When you begin writing your thesis, we suggest you to check the following three points:

Structure:

First of all, make a good plan so that your thesis is well organized. Write in your own words to demonstrate your understanding.

3 key questions to ask & answer for yourself:

• What it is the core issue or main point of your thesis?
• What is the background of your area of inquiry?
• What is the expected result or conclusion?

Note/reference

Reference to the work of other scholars is required in an Master’s thesis. Whether you aim to present your original findings or to survey theory, quotations and references are expected. In other words, you must demonstrate that you know where your work fits into the existing body of knowledge by reference to relevant existing research.

Clarity

It is important to write your thesis so that others who study in different fields can understand, because not only your advisor, but also other faculty members and students will read your thesis. In particular, you must be able to read your thesis yourself.

After submitting the Master’s thesis, students have an oral defense in which are required to explain their thesis. The oral defense is open to the faculty and students in the Graduate School of Mathematics. Students are evaluated on both the written thesis and the oral defence. The first year study report may be taken into consideration if needed.

D. Other Activities

Comprehensive Examination

The Comprehensive Examination is designed to determine whether students have sufficient mathematical literacy for graduate studies. Students who fail the comprehensive examination must attend the supplementary class. Participation in class, submission of reports, and passing the final examination are required.

Students will be required to answer questions that Department of Mathematics undergraduate 2nd years have mastered. Comprehension of and skills in the following are tested:

• Basics of calculus and linear algebra,
• Ability to articulate mathematical concepts and logic.

Each question is graded on a scale of 3. Students’ answers will be graded on total comprehension in every fundamental point.

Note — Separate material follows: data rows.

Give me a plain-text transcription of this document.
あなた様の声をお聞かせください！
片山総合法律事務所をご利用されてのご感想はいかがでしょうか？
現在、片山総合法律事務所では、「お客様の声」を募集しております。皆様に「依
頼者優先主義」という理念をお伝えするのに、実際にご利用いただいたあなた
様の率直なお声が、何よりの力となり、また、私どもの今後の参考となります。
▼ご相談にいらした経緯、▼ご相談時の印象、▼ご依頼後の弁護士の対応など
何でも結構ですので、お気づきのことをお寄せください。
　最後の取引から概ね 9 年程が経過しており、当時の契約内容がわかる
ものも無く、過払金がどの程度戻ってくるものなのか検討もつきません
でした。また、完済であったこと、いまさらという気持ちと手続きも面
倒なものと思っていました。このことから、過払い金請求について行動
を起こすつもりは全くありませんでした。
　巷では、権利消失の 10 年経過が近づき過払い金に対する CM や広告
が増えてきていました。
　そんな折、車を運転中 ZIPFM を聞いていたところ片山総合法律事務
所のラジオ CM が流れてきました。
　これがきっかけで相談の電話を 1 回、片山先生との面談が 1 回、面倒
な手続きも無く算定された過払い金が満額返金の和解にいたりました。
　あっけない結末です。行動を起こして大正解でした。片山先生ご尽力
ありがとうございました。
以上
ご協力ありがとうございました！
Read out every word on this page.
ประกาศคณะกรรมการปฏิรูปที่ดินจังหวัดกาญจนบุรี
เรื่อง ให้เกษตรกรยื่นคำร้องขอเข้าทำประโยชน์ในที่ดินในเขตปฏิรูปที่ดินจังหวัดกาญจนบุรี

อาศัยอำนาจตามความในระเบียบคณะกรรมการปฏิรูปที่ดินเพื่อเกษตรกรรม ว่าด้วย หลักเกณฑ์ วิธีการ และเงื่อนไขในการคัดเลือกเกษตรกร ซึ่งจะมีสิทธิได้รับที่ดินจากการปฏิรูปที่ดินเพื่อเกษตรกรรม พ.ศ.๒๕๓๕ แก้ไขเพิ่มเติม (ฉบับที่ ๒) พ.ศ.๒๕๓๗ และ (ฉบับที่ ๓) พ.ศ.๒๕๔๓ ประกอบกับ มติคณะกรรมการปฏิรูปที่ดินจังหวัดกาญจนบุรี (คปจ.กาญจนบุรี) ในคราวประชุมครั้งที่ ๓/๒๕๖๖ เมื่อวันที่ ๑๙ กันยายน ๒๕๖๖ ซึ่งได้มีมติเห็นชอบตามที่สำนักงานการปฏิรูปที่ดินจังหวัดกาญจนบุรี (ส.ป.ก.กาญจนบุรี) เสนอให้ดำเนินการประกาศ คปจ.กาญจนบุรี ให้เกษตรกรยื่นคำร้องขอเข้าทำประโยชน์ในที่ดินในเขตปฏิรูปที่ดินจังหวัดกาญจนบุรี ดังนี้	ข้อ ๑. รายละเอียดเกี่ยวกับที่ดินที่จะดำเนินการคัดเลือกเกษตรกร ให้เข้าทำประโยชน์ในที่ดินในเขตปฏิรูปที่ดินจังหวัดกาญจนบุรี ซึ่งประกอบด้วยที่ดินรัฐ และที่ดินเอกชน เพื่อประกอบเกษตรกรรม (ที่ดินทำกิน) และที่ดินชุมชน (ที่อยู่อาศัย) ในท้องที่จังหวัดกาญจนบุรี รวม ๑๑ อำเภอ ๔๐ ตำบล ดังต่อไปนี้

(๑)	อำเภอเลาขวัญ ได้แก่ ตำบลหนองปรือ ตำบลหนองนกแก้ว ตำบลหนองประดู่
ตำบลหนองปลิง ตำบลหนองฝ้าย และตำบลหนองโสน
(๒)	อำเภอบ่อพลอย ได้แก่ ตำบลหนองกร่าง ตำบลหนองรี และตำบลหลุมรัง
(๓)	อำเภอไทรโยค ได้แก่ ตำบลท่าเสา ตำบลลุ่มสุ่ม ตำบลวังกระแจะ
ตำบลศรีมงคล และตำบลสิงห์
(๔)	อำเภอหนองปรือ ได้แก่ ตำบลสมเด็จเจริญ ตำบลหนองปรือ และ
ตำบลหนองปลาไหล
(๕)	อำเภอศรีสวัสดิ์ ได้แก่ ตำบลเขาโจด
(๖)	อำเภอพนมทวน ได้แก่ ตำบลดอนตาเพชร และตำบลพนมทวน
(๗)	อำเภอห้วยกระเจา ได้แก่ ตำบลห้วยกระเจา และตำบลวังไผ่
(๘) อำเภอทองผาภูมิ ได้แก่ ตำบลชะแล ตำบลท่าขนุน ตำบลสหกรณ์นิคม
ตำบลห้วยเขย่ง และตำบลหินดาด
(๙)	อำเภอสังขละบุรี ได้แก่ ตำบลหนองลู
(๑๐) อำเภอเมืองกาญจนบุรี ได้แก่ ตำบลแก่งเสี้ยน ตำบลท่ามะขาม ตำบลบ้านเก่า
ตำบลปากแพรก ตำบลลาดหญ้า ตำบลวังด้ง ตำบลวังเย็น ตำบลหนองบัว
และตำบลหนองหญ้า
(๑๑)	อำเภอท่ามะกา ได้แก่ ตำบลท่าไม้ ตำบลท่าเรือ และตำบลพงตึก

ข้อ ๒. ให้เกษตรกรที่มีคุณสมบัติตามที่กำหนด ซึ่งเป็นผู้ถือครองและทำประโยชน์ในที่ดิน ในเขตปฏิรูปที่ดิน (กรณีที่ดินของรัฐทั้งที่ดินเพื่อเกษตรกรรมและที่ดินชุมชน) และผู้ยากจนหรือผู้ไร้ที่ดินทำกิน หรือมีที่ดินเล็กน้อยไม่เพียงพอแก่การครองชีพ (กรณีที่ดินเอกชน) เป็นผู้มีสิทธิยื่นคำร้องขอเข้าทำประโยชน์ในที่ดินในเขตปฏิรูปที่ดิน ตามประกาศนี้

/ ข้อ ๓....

The evaluation standard is as follows:

The examination consists of 4 questions. Students are required to earn at least 9 of the 12 total points.*

* 2nd year Small Group Class credits will not be awarded to students who fail the Comprehensive Examination.

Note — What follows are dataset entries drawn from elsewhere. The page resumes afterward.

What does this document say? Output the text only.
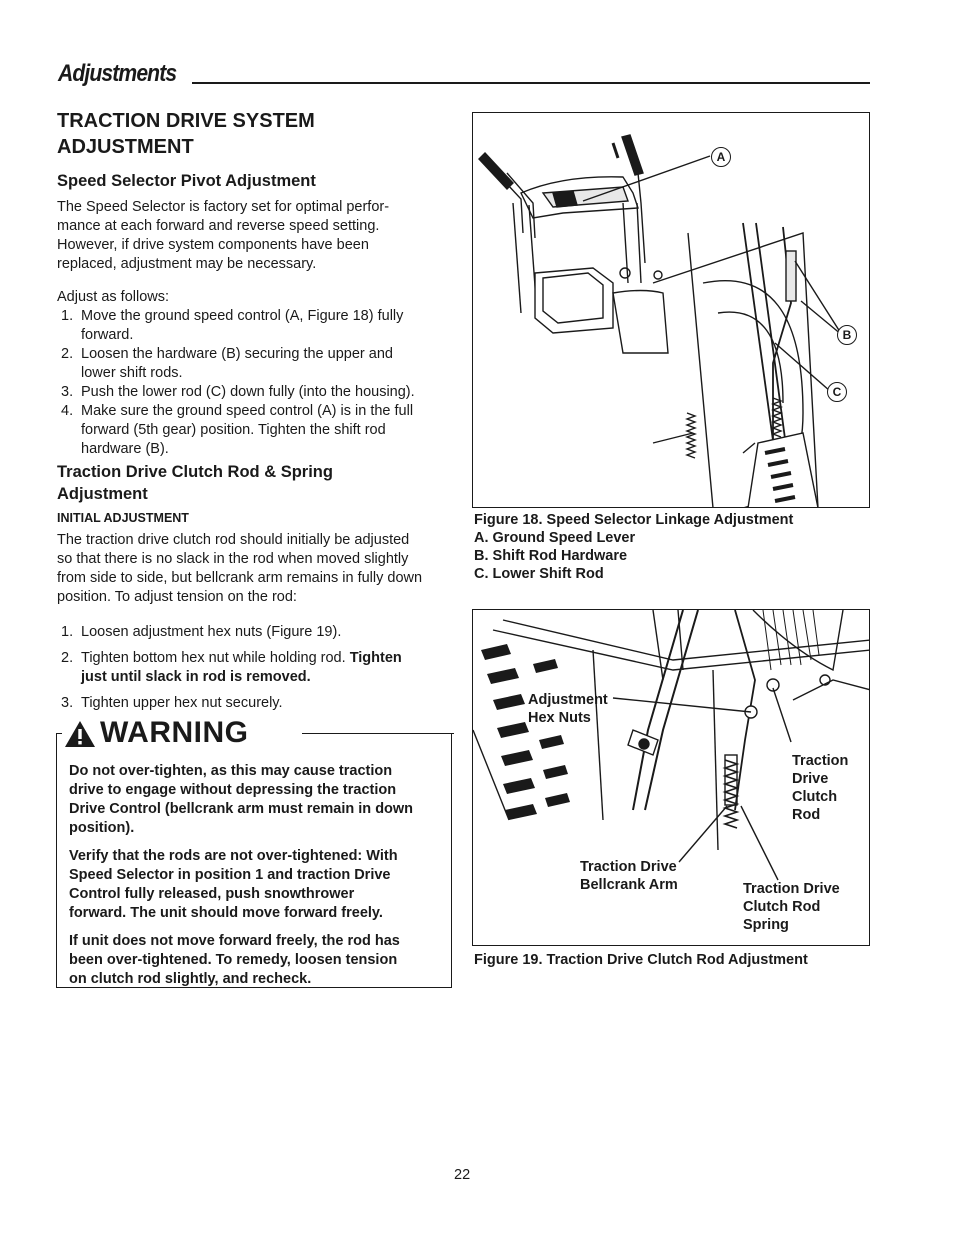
Adjustments
TRACTION DRIVE SYSTEM
ADJUSTMENT
Speed Selector Pivot Adjustment

The Speed Selector is factory set for optimal perfor-
mance at each forward and reverse speed setting.
However, if drive system components have been
replaced, adjustment may be necessary.

Adjust as follows:

1. Move the ground speed control (A, Figure 18) fully
forward.
2. Loosen the hardware (B) securing the upper and
lower shift rods.
3. Push the lower rod (C) down fully (into the housing).
4. Make sure the ground speed control (A) is in the full
forward (5th gear) position. Tighten the shift rod
hardware (B).
Traction Drive Clutch Rod & Spring
Adjustment
INITIAL ADJUSTMENT

The traction drive clutch rod should initially be adjusted
so that there is no slack in the rod when moved slightly
from side to side, but bellcrank arm remains in fully down
position. To adjust tension on the rod:

1. Loosen adjustment hex nuts (Figure 19).
2. Tighten bottom hex nut while holding rod. Tighten
just until slack in rod is removed.
3. Tighten upper hex nut securely.
WARNING

Do not over-tighten, as this may cause traction
drive to engage without depressing the traction
Drive Control (bellcrank arm must remain in down
position).

Verify that the rods are not over-tightened: With
Speed Selector in position 1 and traction Drive
Control fully released, push snowthrower
forward. The unit should move forward freely.

If unit does not move forward freely, the rod has
been over-tightened. To remedy, loosen tension
on clutch rod slightly, and recheck.

A
B
C
Figure 18. Speed Selector Linkage Adjustment
A. Ground Speed Lever
B. Shift Rod Hardware
C. Lower Shift Rod
Adjustment
Hex Nuts
Traction
Drive
Clutch
Rod
Traction Drive
Bellcrank Arm	Traction Drive
Clutch Rod
Spring
Figure 19. Traction Drive Clutch Rod Adjustment
22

Study Report and Presentation

At the end of the session, 1st year Master students submit a Study Report and give a presentation on their study as preparation for 2nd year research. The aim is to review first year studies. We recommend students design a report that reconstructs what they have studied, especially in the Small Group Class.

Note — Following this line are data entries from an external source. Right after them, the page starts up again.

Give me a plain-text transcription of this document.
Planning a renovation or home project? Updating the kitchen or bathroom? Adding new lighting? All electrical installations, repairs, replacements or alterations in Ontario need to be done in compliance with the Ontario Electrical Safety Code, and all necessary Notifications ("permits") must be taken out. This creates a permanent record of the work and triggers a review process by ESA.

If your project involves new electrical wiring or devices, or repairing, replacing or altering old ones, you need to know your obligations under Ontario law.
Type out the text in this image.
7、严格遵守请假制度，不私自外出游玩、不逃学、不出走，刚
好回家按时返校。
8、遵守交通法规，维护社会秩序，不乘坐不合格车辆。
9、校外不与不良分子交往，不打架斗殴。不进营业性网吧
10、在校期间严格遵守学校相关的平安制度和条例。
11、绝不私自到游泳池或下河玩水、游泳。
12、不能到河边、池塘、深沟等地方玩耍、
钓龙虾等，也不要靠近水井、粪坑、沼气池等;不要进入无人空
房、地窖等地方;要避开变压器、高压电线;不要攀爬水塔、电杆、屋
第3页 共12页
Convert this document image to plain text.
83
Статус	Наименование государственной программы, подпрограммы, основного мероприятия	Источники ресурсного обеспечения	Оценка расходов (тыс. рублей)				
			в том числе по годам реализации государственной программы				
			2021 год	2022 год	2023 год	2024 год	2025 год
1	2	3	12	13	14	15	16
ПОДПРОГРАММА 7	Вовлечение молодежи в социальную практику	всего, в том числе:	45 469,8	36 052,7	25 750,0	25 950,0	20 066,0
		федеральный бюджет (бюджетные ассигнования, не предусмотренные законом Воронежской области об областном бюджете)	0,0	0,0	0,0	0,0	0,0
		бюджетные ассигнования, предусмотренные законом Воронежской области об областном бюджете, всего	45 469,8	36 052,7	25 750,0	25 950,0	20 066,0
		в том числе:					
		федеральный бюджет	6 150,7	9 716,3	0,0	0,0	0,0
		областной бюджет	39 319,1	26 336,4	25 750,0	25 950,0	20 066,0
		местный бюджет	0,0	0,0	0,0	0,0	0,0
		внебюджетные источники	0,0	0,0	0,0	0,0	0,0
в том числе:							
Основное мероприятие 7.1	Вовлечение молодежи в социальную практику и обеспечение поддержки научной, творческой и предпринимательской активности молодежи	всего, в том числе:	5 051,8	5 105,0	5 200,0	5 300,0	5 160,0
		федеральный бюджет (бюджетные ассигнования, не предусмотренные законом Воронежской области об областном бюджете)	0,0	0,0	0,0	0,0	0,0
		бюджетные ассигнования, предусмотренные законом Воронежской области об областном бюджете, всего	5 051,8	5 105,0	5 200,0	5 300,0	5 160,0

Students must follow the “Master’s Thesis Guideline” in preparing the Study Report.

The presentation should include a summary of courses taken, the main issues learned, a discussion of the student’s main area of interest, and a plan and goals for the second year. After the presentation, teaching staff will comment.

Teaching Assistant

In the Graduate School of Mathematics, we recruit, mainly from Master students, Teaching Assistants (TAs), who assist in the following activities:

• Calculus, linear algebra classes
  (for the first-year at Schools of Science and Engineering);
• Lectures and Exercises
  (for the second-year and the third-year at the Department of Mathematics);
• Cafe David;
• General Work
  (Correction of reports, writing answers, correction of exercises, summarize and collate answers);
• Q & A,

Advantages of TA work:

• Learn how to organize lectures,
• Re-learn fundamentals by observing the beginners’ mistakes Teaching experience,
• A chance to apply experience in study/​fieldwork.

LATEX Seminar

Graduate students are required to write more and longer reports than are undergraduates. This includes the master’s thesis. When writing a thesis or other formal report, you will need to make a plan at first and elaborate it to the end. Moreover, in mathematics, reports often contain many formulas and/​or graphics. LATEX is document preparation software that facilitates professional and effective preparation of formal mathematical documents. Students are strongly encouraged to familiarize themselves with this software though participation in the LATEX seminar early on.